Bethuel Godstime
let's help you sell your business
01/07/2023
Data Analytics Challenge at Harvoxx Tech. Hub with The Sage, Sir Stewart Ezekiel Jnr.
HI there...!
It is Day 8 of our . Thankfully, We are edging closer. You can drop a question in the comment box if you have, or whatever thoughts about this analysis that is on your mind; whether corrections, suggestions, additions, or even another analysis you like us to look at.
Today, we will seek to define some CORRELATIONS. I should have checked this earlier, but it is better late than never.
A correlation can be defined as an association existing between two entities; in this case, the discounted price and the actual price. However, correlation should not be misjudged for causation. Story for another time.
A correlation could be positive linear(coefficient values of +1 for a strong positive linear correlation), negative linear(coefficient value of -1 for a strong negative liner correlation), curvilinear, or no correlation at all( where the correlation value is 0).
The attached graphs and tables help to confirm the association existing between these two from our dataset.
Thus means, a change in one would likely affect the other in the same direction.

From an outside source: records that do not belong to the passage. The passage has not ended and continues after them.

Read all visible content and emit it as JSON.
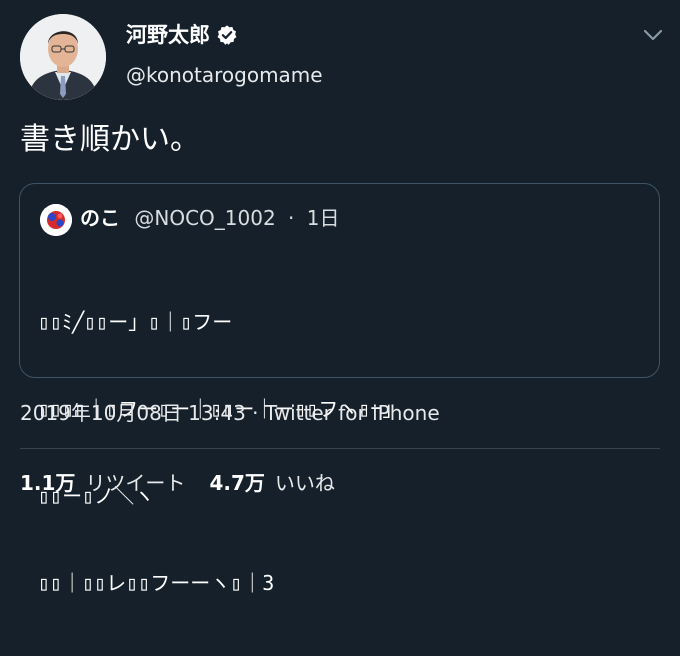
{
  "tweet": {
    "author": {
      "display_name": "河野太郎",
      "handle": "@konotarogomame",
      "verified": true,
      "avatar_icon": "person-portrait-icon"
    },
    "menu_icon": "chevron-down-icon",
    "text": "書き順かい。",
    "quote": {
      "name": "のこ",
      "handle": "@NOCO_1002",
      "separator": "·",
      "time": "1日",
      "avatar_icon": "red-blue-dots-avatar-icon",
      "lines": [
        "▯▯ﾐ╱▯▯ー」▯｜▯フー",
        "▯▯▯▯｜▯フー▯ー｜▯▯ー｜ー▯▯フヽ▯¬」",
        "▯▯ー▯ノ＼ヽ",
        "▯▯｜▯▯レ▯▯フーーヽ▯｜3"
      ]
    },
    "meta": {
      "date": "2019年10月08日 13:43",
      "separator": "·",
      "client": "Twitter for iPhone"
    },
    "stats": {
      "retweets_count": "1.1万",
      "retweets_label": "リツイート",
      "likes_count": "4.7万",
      "likes_label": "いいね"
    }
  },
  "colors": {
    "background": "#15202b",
    "border": "#3d5466",
    "divider": "#38444d",
    "text": "#ffffff"
  }
}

Tomorrow, we would use Power BI to further analyze and finally visualize our dataset. Stay tuned. For now,
Good night, And happy new month again.! Welcome to JULY...!!
01/07/2023
Data Analytics Challenge at Harvoxx Tech. Hub with The Sage, Sir Stewart Ezekiel Jnr.
It is the Day 7
TOPIC: _PIVOT TABLES _
A PIVOT TABLE is a data analysis tool that can automatically summarize, sort, count aggregate and average your dataset in a spreadsheet, while displaying the summarized values in a new table. Pivots acts as a sort of query against a source dataset, with the data source likely to exist in the same source location in the spreadsheet.
It Has become one of Excel’s most powerful data analysis tools with extensive usage by financial analysts around the world.
Due to this summarization and aggregation features, users can easily pick out major data points to help answer statistics or business questions from the spreadsheet. This makes them an important tool for institutions that need to analyze large amounts of data.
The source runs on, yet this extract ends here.